Ford may be trialling a self-driving car that delivers pizzas in and around its hometown Detroit, but it’s reviewing plans for fully autonomous vehicles by 2021.
The carmaker’s CEO Jim Hackett (above) has said publicity about self-driving cars was “overextended romanticism by everybody in the media about how this robot works.”
Earlier this year, then Ford chief executive Mark Fields said the carmaker was planning to launch a fully autonomous vehicle by 2021, one without a steering wheel, brake pedal, and accelerator pedal.
Months later Field resigned and was replaced by Hackett, who was already heading up Ford’s self-driving unit. Now Hackett is reviewing Ford’s autonomous plans.
He said the rollout of self-driving vehicles will be a “progressive thing, just like computing. If you think about a vehicle that can drive anywhere, anytime, in any circumstance, cold, rain—that’s longer than 2021. And every manufacturer will tell you that,” Hackett said.
His assessment somewhat blunts the hype in New Zealand about self-driving cars soon being the answer to everything from congestion to road deaths.
Politicians threw the topic about during the recent election, as if self-drivers were queued up waiting for passengers. But there is a long way to go before they become anything like a reality.
Hackett says autonomous vehicles may not replace human-driven cars outright, and shared fleets won’t necessarily supersede private car ownership either.
Autonomous vehicle intelligence “could play a role in vehicles that people own, vehicles that aren’t supposed to crash,” said Hackett.
“You’re buying the capability because of the protection it gives you. It’s also possible it could be applied in these big, disruptive ways that of course we’re not blind to, but my bet is we don’t know.”
Ford and Domino’s teamed up six weeks ago in Michigan to test self-driving pizza delivery cars, as part of an effort to better understand how customers respond to and interact with autonomous vehicles.
But the pizza delivery car – a Ford Fusion Hybrid – isn’t driving itself. Each car is being driven by a Ford safety engineer. Other researchers on board zero in on the customer’s response to the last 15 metres of the delivery experience.
Hackett isn’t the only automotive executive questioning the timing and acceptance of autonomous cars. BMW sales and marketing chief Ian Robertson (above) has said there were bigger hurdles to overcome than any technology or regulatory barriers.
“How this develops will not be limited by the technical steps but by the other things around it, what we’re prepared to accept and how we’re prepared to accept it,” he said earlier this year. “And we’re really not ready, as a world, for a machine to make that final decision yet.
“I look at the US, where 40,000 people died on the roads last year. If we said we could halve that, we’d all say that was a really good step. But, on the other hand, if 20,000 people fell out of the sky in aeroplanes each year we wouldn’t be flying.
“You can look at the aircraft industry. They have had autopilot for a long time, but that is quite easy as you don’t tend to have people running out in front of you in the sky, or traffic lights and the such.

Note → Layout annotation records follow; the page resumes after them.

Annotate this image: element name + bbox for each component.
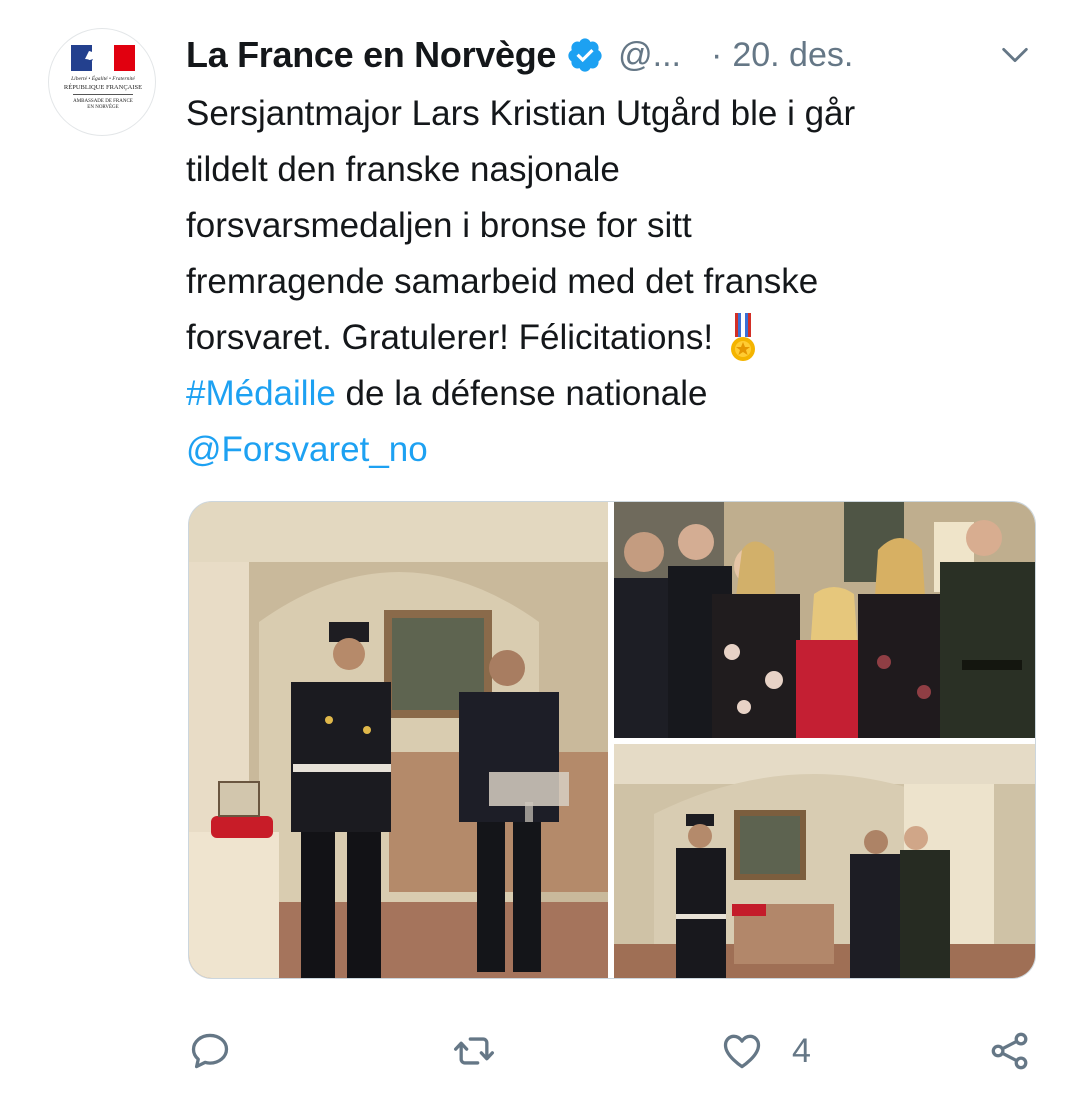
tweet-header: La France en Norvège @... · 20. des. [186,30,853,80]
avatar-embassy: AMBASSADE DE FRANCE EN NORVÈGE [57,99,149,112]
separator: · [711,35,723,74]
chevron-down-icon[interactable] [998,38,1032,72]
hashtag-link[interactable]: #Médaille [186,374,336,413]
heart-icon [723,1034,761,1069]
avatar-divider [73,94,133,95]
tweet-line-4: fremragende samarbeid med det franske [186,262,819,301]
avatar[interactable]: Liberté • Égalité • Fraternité RÉPUBLIQU… [48,28,156,136]
tweet-line-2: tildelt den franske nasjonale [186,150,620,189]
photo-ceremony-speech[interactable] [189,502,608,978]
tweet-line-5-container: forsvaret. Gratulerer! Félicitations! [186,310,1006,366]
photo-group-portrait[interactable] [614,502,1035,738]
avatar-motto: Liberté • Égalité • Fraternité [71,76,135,82]
action-bar: 4 [0,1016,1080,1086]
retweet-button[interactable] [452,1016,496,1086]
like-count: 4 [792,1031,811,1070]
display-name[interactable]: La France en Norvège [186,34,556,76]
share-icon [991,1032,1028,1070]
tweet-line-7: @Forsvaret_no [186,422,1006,478]
avatar-embassy-line-2: EN NORVÈGE [87,105,119,111]
retweet-icon [454,1037,494,1065]
media-grid [188,501,1036,979]
mention-link[interactable]: @Forsvaret_no [186,430,428,469]
timestamp[interactable]: 20. des. [732,36,853,75]
tweet-line-1: Sersjantmajor Lars Kristian Utgård ble i… [186,94,856,133]
verified-badge-icon [568,38,602,72]
tweet-text: Sersjantmajor Lars Kristian Utgård ble i… [186,86,1006,478]
tweet-line-3: forsvarsmedaljen i bronse for sitt [186,206,692,245]
french-flag-logo [71,45,135,71]
reply-icon [191,1033,229,1069]
like-button[interactable]: 4 [720,1016,811,1086]
handle[interactable]: @... [618,36,681,75]
avatar-republic: RÉPUBLIQUE FRANÇAISE [63,84,143,91]
military-medal-emoji-icon [731,313,756,361]
photo-medal-presentation[interactable] [614,744,1035,978]
tweet-line-5: forsvaret. Gratulerer! Félicitations! [186,318,714,357]
tweet-line-6: #Médaille de la défense nationale [186,366,1006,422]
tweet-card[interactable]: Liberté • Égalité • Fraternité RÉPUBLIQU… [0,0,1080,1100]
hashtag-rest: de la défense nationale [335,374,708,413]
share-button[interactable] [988,1016,1032,1086]
reply-button[interactable] [188,1016,232,1086]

“It works though and we could quite easily fly from Sydney to Geneva and go on autopilot the whole way, but there is still a crew sitting there all the time because sometimes things can go wrong.
“And in those instances you need to have the person take over. And I doubt many people would get on the plane if they knew there wasn’t a crew up front.
“Does the (autonomous) car have the ability to answer the life or death question? Yes it does. Are we ready for that? No we’re not. It will be limited not by the technology but by society.”